The Labour leader simply responded by patronising her for being unstatesmanlike.
Undeterred, she ripped into him and his backbenchers again, deriding them as “a sea of orcs and goons” and that they are “pathetic and weak”.
That evening, I had a very pleasant chat with Mrs Badenoch at a drinks reception.
She was very personable, warm and engaging. Quite the opposite of her pugnacious pugilism at the despatch box.
From badass to charming in the blink of an eye is an intoxicating quality to have.
But the Tory leader hasn’t won everyone over in her party.
While waiting to listen to a speech by Canadian Conservative Party leader – the fast-talking Pierre Poilievre – on Tuesday night, I got chatting to an ex-Tory MP, now a peer, I know.
He agreed that she is doing better than a year ago but cautioned against the “name-calling” over defectors, like Robert Jenrick and Suella Braverman, to Reform UK.

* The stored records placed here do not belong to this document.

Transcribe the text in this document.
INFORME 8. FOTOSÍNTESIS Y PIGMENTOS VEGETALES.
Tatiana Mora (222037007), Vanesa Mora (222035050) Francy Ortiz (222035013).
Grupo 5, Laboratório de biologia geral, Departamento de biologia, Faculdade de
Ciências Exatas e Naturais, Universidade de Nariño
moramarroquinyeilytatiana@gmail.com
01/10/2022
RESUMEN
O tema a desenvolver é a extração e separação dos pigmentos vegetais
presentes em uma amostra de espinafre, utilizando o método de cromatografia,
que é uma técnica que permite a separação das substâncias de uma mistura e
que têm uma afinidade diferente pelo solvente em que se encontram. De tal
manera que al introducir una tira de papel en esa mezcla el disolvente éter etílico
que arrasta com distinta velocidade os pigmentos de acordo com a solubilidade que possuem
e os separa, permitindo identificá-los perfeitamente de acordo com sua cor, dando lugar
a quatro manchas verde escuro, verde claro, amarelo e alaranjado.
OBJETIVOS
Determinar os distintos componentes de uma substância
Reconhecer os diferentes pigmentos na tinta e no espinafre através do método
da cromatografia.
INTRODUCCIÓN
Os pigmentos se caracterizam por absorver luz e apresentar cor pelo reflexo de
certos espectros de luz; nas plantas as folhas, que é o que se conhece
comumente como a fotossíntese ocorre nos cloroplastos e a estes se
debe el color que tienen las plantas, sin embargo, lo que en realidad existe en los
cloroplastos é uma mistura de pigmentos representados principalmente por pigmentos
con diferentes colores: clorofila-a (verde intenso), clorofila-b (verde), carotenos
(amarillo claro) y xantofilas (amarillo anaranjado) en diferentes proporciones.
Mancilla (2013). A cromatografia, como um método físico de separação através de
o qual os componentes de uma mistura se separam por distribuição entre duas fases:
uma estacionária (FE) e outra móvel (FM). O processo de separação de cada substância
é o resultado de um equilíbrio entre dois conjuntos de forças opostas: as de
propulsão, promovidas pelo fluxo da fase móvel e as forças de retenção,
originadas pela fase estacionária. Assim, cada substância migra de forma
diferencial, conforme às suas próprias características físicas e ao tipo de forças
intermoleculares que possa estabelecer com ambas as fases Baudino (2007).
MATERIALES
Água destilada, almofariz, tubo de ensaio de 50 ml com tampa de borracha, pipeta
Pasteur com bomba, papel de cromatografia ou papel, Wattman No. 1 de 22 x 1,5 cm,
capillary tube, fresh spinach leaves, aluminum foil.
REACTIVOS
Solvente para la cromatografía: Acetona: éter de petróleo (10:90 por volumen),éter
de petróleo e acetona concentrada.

Kemi Badenoch was on barnstorming form at PMQs (Image: House of Commons/AFP via Getty)
“It’s not what Conservatives are about, there’s no need for it,” he confided.
Speaking of Reform, Nigel Farage rubbed Sir Keir’s nose in it on Friday night as he wined and dined at Donald Trump‘s at Mar-a-Lago estate.
Labour’s Chagos Islands surrender was said to be on the menu as the wannabe PM lobbied the Trump administration in Florida.
Squeezed somewhere into the week’s chaos was Rachel Reeves who delivered a fairly non-descript economic Spring forecast which was totally out of date even before the Chancellor uttered a word due to the unfolding crisis in the Middle East.
Politics next week looks like it will be dominated by the Middle East conflict again.
Who knows, the Royal Navy’s HMS Dragon might even leave port by then.
Binoculars will also be trained on the Cheltenham Festival, where tens of thousands of racegoers, including a few politicos, will don their best Barbours and tweed for one of the sporting and social highlights of the year.
One of my predecessors as an Express political editor, the legendary Joe Saumarez Smith, managed to negotiate a clause in his contract enabling him to enjoy Cheltenham week uninterrupted.
Alas, I don’t have that luxury, but I will be spending a day off at the races on Thursday.
Richer or poorer, almost certainly the latter, I will be back at my keyboard the following day to bring you more thrills and spills from inside Westminster.